В связи с этим хочется привести слова Н. Берковского о другом русском поэте: «В поэзии Тютчева превосходно трактован антично-романтический хаос, причём в двух его лицах: как начало созидающее, животворящее, и как носитель разрушения и смерти; в иных случаях обе эти характеристики сливаются у Тютчева в одно. Вероятно, Тютчев – единственный, через кого традиция этой темы, да ещё в её важнейших разветвлениях, дошла до наших дней» («Романтизм в Германии»). Вероятно, что Тютчев всё же не единственный, поскольку вышеприведённая оценка как нельзя лучше характеризует иные прозрения В. Бенедиктова, о влиянии же на него Тютчева говорить не приходится. А местами кажется, что зазвучал родившийся на полстолетия позже Державин, может, и поубавившийся в монументальной мощи, зато ощутивший себя животрепещущей частицей природы.
И порой седых утесов
Расплываются глаза,
И из щелей их с откосов
Брызжет хладная слеза;
По уступам вперехватку,
Впересыпку, вперекатку
Слёзы те бегут, летят,
И снопами водопад,
То вприпрыжку, то вприсядку,
Бьет с раската на раскат.
Далее следует разветвленная метафора, с изощрённой виртуозностью живописующая прелести девы-реки, которую поэт, умирающий от жажды-страсти, готов выпить всю... Впрочем, здесь опять-таки побеждает разыгравшееся воображение и чувство, но одухотворение стихий, непосредственная игра с ними – всё проникнуто духом натурфилософии.

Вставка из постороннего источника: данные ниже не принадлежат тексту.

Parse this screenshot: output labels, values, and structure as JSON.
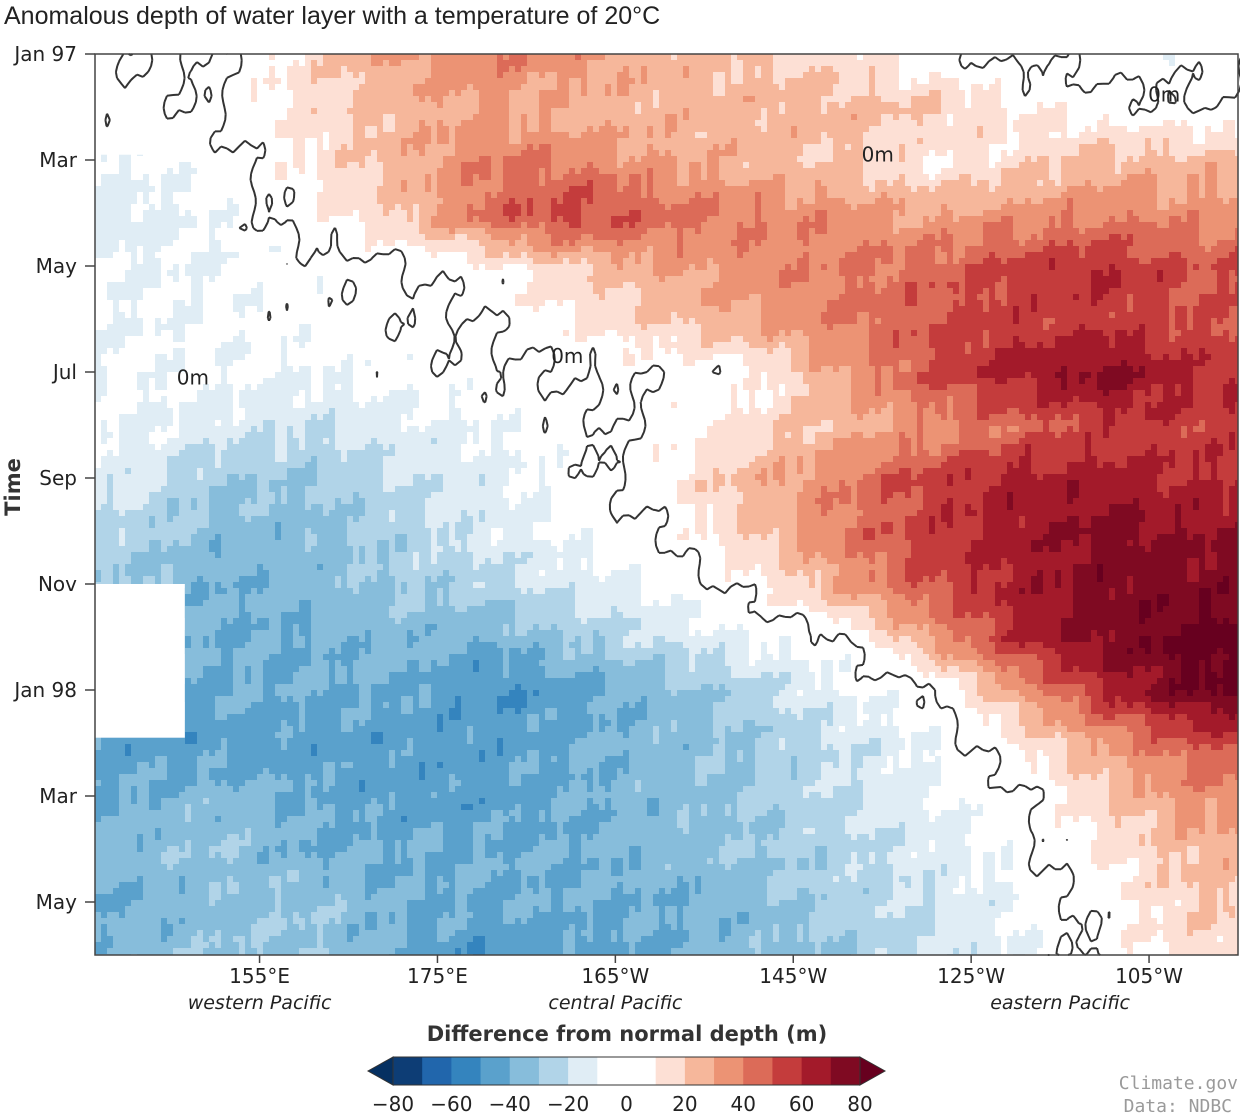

То есть в самом панибратстве со стихиями таилось ноуменальное зерно, и загадка природы-сфинкса с самого начала дразнила и волновала Бенедиктова не меньше «кудрей девы-чародейки».
Доступен ли тебе её гиероглИф?
Небесные лучи волшебно преломив,
Раскрыла ли его обманчивая призма?
Есть сердце у тебя – пади, благоговей,
И бойся исказить догадкою своей
Запретные красы святого мистицизма!
(Сонет «Природа»,1835)
Кстати, не отсюда ли (ведь почти что дословно!) почерпнёт в дальнейшем Николай Гумилёв одну из идей акмеистического манифеста: «Всегда помнить о непознаваемом, но не оскорблять своей мысли о нём более или менее вероятными догадками»?
4. Романтическое барокко и модернизм. Промежуточный жребий
Очевидно, что эстетизм Бенедиктова не был простым следствием авторского произвола, в строгом литературно-историческом смысле это обусловливалось эпохой перехода от элегической поэзии 10–20-х годов, с её постоянными эпитетами и вообще устойчивостью словесных сочетаний, к какому-то другому этапу. Но к какому? Во Франции, например (а во многом именно к Гюго и Ламартину восходит бенедиктовская просодия), на смену романтикам пришли «парнасцы», потом некоторые из них трансформировались в символизм. Но в России, тогда вступившей лишь во второй век изящной словесности, в России, дичащейся революционных сдвигов, сама поэзия сделает заметный крен в сторону общественной пользы. Здесь позиции ведущей критики ещё в 30-х годах захватил Белинский, с его недоверием к метафорическому как «искусственному», нетерпимостью к ретроспекциям поэтического сознания в другие эпохи, наивным верованием в прогресс литературы, с вечным поиском «реальной» поэзии. Так сгоряча раздраконил он романтическую мистерию «Ижорский» Кюхельбекера, даже Баратынскому предпочёл Полежаева и Кольцова, не сумел оценить «фантастического» начала в Достоевском и, наконец, провозгласил великого выдумщика Гоголя зачинателем «натуральной школы». Всё это протягивало прямую нить к пропаганде Писарева и психологически подготовляло некрасовский, а затем надсоновский периоды в поэзии.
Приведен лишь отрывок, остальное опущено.